Por Hernán Aliaga
Los tonsilolitos son concreciones amarillentas, pequeños cálculos situados en las cavidades de las amígdalas hechos a base de moco, células muertas, restos de comida y finas bacterias. A pesar de su juguetona denominación, se sabe que estás calcificaciones pestilentes podrían estar detrás de muchos dolores de garganta, amigdalitis, dolores de oído y de ser algo así como los principales responsables de la halitosis en el mundo.

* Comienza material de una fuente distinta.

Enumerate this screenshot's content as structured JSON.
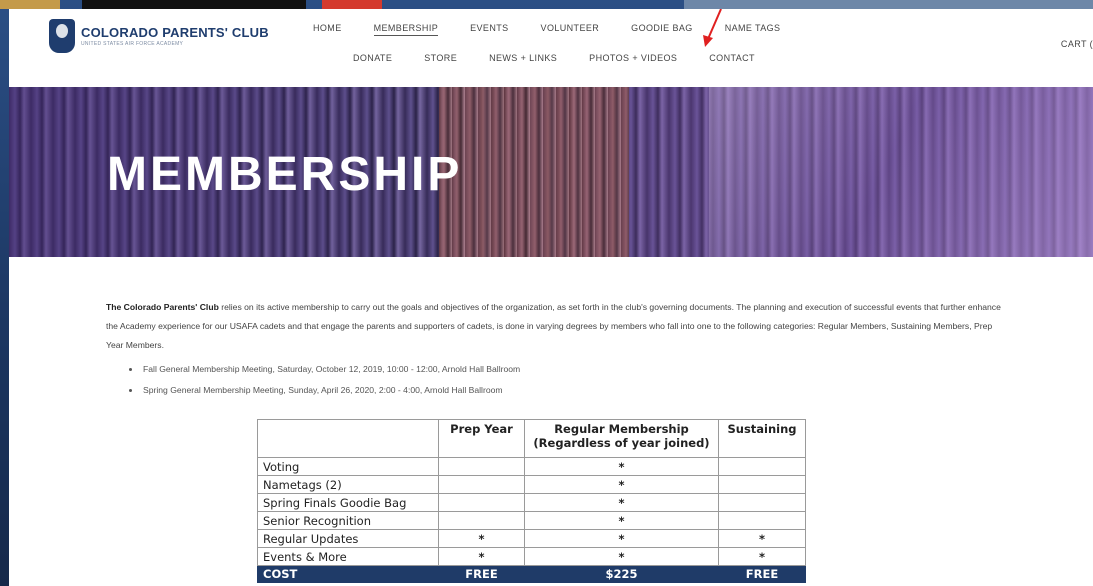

Algunos estudios afirmaban que, debido a la obligatoriedad en el uso de las mascarillas, muchos ciudadanos cayeron en cuenta de sus pútridas exhalaciones, lo que generó un incremento considerable en la demanda de mentas, chicles mentolados y clavo de olor. No solo ello. En su edición del 2020, la revista británica Lancelot señalaba que la presencia de estas fusiformes microcroquetas insertas en las criptas amigdalíticas eran la principal razón de aquella -hasta ahora inexplicable- práctica que obligaba a tanto infeliz a portar la mascarilla con el apéndice nasal fuera de la misma, incluso en espacios altamente congestionados como el transporte público. La publicación concluía que se trataba menos de “hipoxia”, como aludían los concernidos o de un flirteo irresponsable con el COVID, como sugerían los críticos y mucho más de la penosa incapacidad de algunos para poder convivir consigo mismos y sus más íntimos sumideros. “La gente quiere autosuperarse; sentirse el aliento a desmonte es como un bajón” concluía la psicogenetista Pili Mili.
Aunque intelectuales de prestigio, digamos enigmático, como Judith Butler, encontraban en este gesto una forma de resignificación subversiva a fin de romper con dinámicas normalizadoras y cosas de ese tipo; el ponderado crítico marxista Terry Eagleton, haciéndose eco de lo dicho hace ya algún tiempo por él mismo (a saber: la halitosis es como la ideología, siempre la tiene el otro), señaló que este gesto aparentemente transgresivo era un claro ejemplo de la fragmentación alienante del ego, de la imposibilidad de aceptar y amar a ese yo que, cual espejo de polipropileno, les devuelve la mascarilla en forma de un cálido vaho con aroma a bosta: “¿será que el perro se sentó en mi mascarilla?” “¡este no puedo ser yo!” “¿no son los zurdos los del mal aliento?” “ah, esto me pasa por reírme con ese meme de Zizek”.
Paradojas de por medio; en el reciente contexto electoral, cada quien se ha ceñido la mascarilla y abrazado con furor sus propios metarrelatos. Sin más remedio, las propias emanaciones adquirieron remozados buqués y el desagrado previo se reveló anacrónico. El atavío nobiliario de nuestro liberal iconoclasta, fue menos el suplemento obsceno que una verdad del sustrato a la que sacó lustre con su apoyo a Fujimori. Cuesta pensar entonces que todo esto haya sido más novedoso para la vieja y curtida izquierda que para la derecha botoxeada (siempre más fachosa)o, por supuesto, para los amigos supraideológicos que revolotean sobre -algo así como- el centro político pero que, llegado el temporal, siempre aterrizan en la derecha. Pocas ocasiones tan propicias para una ganancia de autoconciencia como la que nos ha dejado esta segunda vuelta. Haríamos bien en agradecerle a la chica, al prosor y, como no, a los alegres tonsilolitos… Quizá ahora podamos decir que la ideología no solo la tiene el otro.